There is an argument to be made that a comprehensive NI43-101 report should include at least a tailings facility design feasibility study as well as the results of a proper risk assessment.
In support of this proposition, we note that the expert opinion report on the Mt Polley tailings facility failure recommended that all proposed new tailings facilities should include a bankable feasibility study.
Thus the advice: if you are considering investment in a new mine or investment in a mine upgrade, examine the NI43-101 report and do not invest if it fails to include a tailings facility feasibility study and risk assessment.
Comments
Backseat Driver
Certainly a feasibility study should include costs of tailings facilities and would not be complete without it. NI 43-101 reports are meant to vet the technical aspects of the deposit evaluation including drill density, sampling and analysis and resource estimation.

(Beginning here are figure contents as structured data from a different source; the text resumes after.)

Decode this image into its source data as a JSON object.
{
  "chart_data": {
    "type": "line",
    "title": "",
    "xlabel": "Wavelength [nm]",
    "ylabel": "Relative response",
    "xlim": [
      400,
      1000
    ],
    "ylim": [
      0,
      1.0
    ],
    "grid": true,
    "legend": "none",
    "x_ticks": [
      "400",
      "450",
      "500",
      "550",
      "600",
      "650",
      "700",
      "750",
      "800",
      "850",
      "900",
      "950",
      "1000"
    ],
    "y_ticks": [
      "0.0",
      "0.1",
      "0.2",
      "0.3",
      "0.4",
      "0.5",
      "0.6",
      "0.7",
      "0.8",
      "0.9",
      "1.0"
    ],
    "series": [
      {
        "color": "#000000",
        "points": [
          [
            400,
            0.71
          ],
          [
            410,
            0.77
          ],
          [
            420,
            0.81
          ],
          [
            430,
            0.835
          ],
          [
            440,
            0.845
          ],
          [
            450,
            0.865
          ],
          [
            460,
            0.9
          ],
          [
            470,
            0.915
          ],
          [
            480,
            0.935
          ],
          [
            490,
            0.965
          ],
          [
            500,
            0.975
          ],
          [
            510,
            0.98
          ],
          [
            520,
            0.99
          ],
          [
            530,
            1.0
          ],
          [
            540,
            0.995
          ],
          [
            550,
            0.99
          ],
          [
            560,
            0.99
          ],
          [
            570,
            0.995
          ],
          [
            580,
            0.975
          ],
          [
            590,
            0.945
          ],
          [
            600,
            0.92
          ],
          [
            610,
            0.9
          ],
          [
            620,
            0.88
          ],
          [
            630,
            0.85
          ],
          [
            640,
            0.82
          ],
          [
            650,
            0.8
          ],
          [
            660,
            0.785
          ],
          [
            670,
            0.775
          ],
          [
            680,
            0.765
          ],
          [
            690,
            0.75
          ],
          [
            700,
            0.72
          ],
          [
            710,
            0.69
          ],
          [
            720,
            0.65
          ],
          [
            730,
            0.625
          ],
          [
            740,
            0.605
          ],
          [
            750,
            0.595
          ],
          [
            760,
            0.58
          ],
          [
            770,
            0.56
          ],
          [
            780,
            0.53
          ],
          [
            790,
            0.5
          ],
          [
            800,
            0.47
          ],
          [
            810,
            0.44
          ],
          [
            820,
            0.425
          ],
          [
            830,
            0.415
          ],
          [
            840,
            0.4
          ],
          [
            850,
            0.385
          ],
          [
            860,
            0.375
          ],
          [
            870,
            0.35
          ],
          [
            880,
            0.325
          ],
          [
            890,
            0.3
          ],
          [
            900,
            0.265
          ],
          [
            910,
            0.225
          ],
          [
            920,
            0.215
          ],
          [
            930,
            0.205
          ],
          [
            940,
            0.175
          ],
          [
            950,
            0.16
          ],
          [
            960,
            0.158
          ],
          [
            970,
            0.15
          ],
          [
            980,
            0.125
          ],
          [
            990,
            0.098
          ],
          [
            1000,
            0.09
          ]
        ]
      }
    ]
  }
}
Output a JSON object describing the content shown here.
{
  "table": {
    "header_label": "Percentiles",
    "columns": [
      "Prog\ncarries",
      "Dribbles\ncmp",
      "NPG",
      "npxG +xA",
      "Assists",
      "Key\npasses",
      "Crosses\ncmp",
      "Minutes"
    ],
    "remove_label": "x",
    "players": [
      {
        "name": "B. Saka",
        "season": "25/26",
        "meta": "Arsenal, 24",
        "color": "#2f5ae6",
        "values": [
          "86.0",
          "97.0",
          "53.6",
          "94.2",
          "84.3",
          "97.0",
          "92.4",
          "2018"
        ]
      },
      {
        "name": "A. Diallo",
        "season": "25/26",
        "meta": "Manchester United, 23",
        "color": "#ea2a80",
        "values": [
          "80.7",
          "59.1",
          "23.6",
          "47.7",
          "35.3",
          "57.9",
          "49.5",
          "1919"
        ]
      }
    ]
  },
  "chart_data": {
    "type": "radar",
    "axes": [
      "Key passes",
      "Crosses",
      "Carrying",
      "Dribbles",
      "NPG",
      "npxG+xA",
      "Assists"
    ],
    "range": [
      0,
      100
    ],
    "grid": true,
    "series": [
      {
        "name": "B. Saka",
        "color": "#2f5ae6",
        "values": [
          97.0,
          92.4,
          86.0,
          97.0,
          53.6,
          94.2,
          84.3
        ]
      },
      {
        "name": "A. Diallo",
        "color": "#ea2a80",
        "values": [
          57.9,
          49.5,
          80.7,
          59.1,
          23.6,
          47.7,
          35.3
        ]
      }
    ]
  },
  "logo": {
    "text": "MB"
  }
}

Although comments on financial viability and metallurgy are also included these are not expected to include feasibility level detail. Adding such high level detail would be prohibitively expensive, especially where the NI43-101 report is to be used to generate enough interest in a deposit to attract investment that could then be used to fund pre feasibility and full feasibility studies. Why go into high level design detail on a project that may not survive the pte- feasibility level of analysis?